By: MAGESHA NGWIRI
Coalition for Reform and Democracy (Cord) leader Raila Odinga has at least three things going for him.
First, he is a mass mobiliser of note. He certainly has the knack for pulling in the crowds, which means that he not only has that elusive trait known as charisma, he also has the common touch which allows him to communicate with the mob at a very basic, even primal, level.
But, perhaps, that is one and the same thing. Mr Odinga’s second attribute is his consistency.
He is always at the centre of movements claiming to liberate his fellow men and women from the afflictions visited on them by governments of the past, including the one in which he served as Prime Minister.
But one can understand that reaction due to the personal travails he underwent during the Moi regime, and the fact that no one can really question his reformist credentials.
The problem is that he seems to regard all governments in the same light — as thieving, oppressive, dictatorial, and non-inclusive. Whether these charges are true, only history will judge.

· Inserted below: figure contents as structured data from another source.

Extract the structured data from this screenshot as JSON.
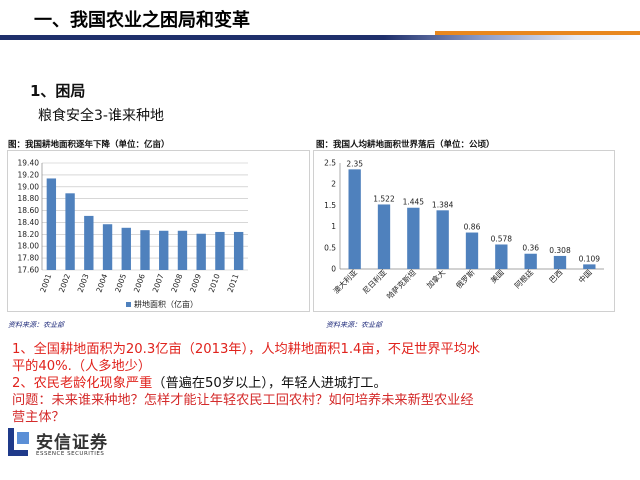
{
  "header": {
    "title": "一、我国农业之困局和变革"
  },
  "section": {
    "heading": "1、困局",
    "subheading": "粮食安全3-谁来种地"
  },
  "chart_data": [
    {
      "type": "bar",
      "title": "图：我国耕地面积逐年下降（单位：亿亩）",
      "categories": [
        "2001",
        "2002",
        "2003",
        "2004",
        "2005",
        "2006",
        "2007",
        "2008",
        "2009",
        "2010",
        "2011"
      ],
      "series": [
        {
          "name": "耕地面积（亿亩）",
          "values": [
            19.14,
            18.89,
            18.51,
            18.37,
            18.31,
            18.27,
            18.26,
            18.26,
            18.21,
            18.24,
            18.24
          ]
        }
      ],
      "ylim": [
        17.6,
        19.4
      ],
      "yticks": [
        "17.60",
        "17.80",
        "18.00",
        "18.20",
        "18.40",
        "18.60",
        "18.80",
        "19.00",
        "19.20",
        "19.40"
      ],
      "grid": true,
      "legend": "bottom",
      "color": "#4f81bd"
    },
    {
      "type": "bar",
      "title": "图：我国人均耕地面积世界落后（单位：公顷）",
      "categories": [
        "澳大利亚",
        "尼日利亚",
        "哈萨克斯坦",
        "加拿大",
        "俄罗斯",
        "美国",
        "阿根廷",
        "巴西",
        "中国"
      ],
      "values": [
        2.35,
        1.522,
        1.445,
        1.384,
        0.86,
        0.578,
        0.36,
        0.308,
        0.109
      ],
      "labels": [
        "2.35",
        "1.522",
        "1.445",
        "1.384",
        "0.86",
        "0.578",
        "0.36",
        "0.308",
        "0.109"
      ],
      "ylim": [
        0,
        2.5
      ],
      "yticks": [
        "0",
        "0.5",
        "1",
        "1.5",
        "2",
        "2.5"
      ],
      "grid": false,
      "color": "#4f81bd"
    }
  ],
  "sources": {
    "left": "资料来源：农业部",
    "right": "资料来源：农业部"
  },
  "body": {
    "line1": "1、全国耕地面积为20.3亿亩（2013年），人均耕地面积1.4亩，不足世界平均水",
    "line2": "平的40%.（人多地少）",
    "line3_red": "2、农民老龄化现象严重",
    "line3_black": "（普遍在50岁以上），年轻人进城打工。",
    "line4": "问题：未来谁来种地？怎样才能让年轻农民工回农村？如何培养未来新型农业经",
    "line5": "营主体？"
  },
  "logo": {
    "name": "安信证券",
    "sub": "ESSENCE SECURITIES",
    "icon": "essence-logo-icon"
  },
  "colors": {
    "title_bar": "#1f2f6b",
    "accent": "#e8871e",
    "bar": "#4f81bd",
    "red_text": "#e0231d"
  }
}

Nevertheless, the majority voters have consistently disagreed with that view, which is probably why he has never won the prize, a very frustrating experience for an ambitious man.
He came close in December 2007, but as the venerated South African judge Johann Kriegler sagely observed, it will never be clear, who between him and Mwai Kibaki, actually won the contested election, since both sides cheated – massively.
The issue became even murkier when the election results were immediately followed by massive protests and bloodshed.
A CENTRAL ROLE
Deep inside, Mr Odinga does not believe he has ever lost an election fairly, except the one in which he came third in 1997.
This one, as he himself would acknowledge, was scuttled by the opposition because each party leader wanted to become president, and the parties were so many they ended up handing over the final victory to Moi on a platter.
It was only when the parties merged and the Narc coalition came into being, that the opposition won handily under Kibaki.
Of course Raila played an instrumental role in the victory, but he also played an equally central role in the break-up of Narc.
Whether he was justified in so doing is another issue altogether, for it is a historical fact that Kibaki reneged on the MoU in which he was to be a one-term president, giving room to Mr Odinga to take over.
All this is now so much water under the bridge, but a common thread runs in all of them: Mr Raila Odinga does not believe that any of those who have in the past been entrusted to run the government either deserved the job or were competent enough to do it.
In 2013, to his great chagrin, even after proving his mettle in cobbling together yet another formidable coalition, he was to lose to a new-fangled outfit formed by Mr Uhuru Kenyatta and Mr William Ruto, the Jubilee Alliance.
Since then, any semblance of dialogue between Cord and Jubilee leaders has been rough, non-accommodating, and a decided non-sequitur.
For some reasons, Mr Odinga has come to believe that the two leaders are failures, and said so often.
He may have his reasons for such lack of respect, and it is true that too many issues have been extremely challenging for the administration this year, but I don’t believe he should continue treating the President and his deputy like callow adolescents who must be told what to do every day.
Surely, the Jubilee leadership cannot be as clueless about statecraft as he depicts it to be.
If an opposition appoints itself as the official gadfly, forever opposed to everything the government tries to do or every word its leaders utter, then something must be very wrong.
The inescapable fact is, if you do not respect those in power today, there is no way they will respect you if you ever form your own government.
For instance, Mr Odinga has no business telling the President to join a movement for a referendum specifically designed to show that he has failed.
Millions of Kenyans showed their faith in Jubilee three years ago, and there is no reason to expect they will change their minds in 2017, wooed by demagogic opportunism.
In any case, five-year political campaign cycles cannot be healthy for any country, especially one buffeted by so many economic crises.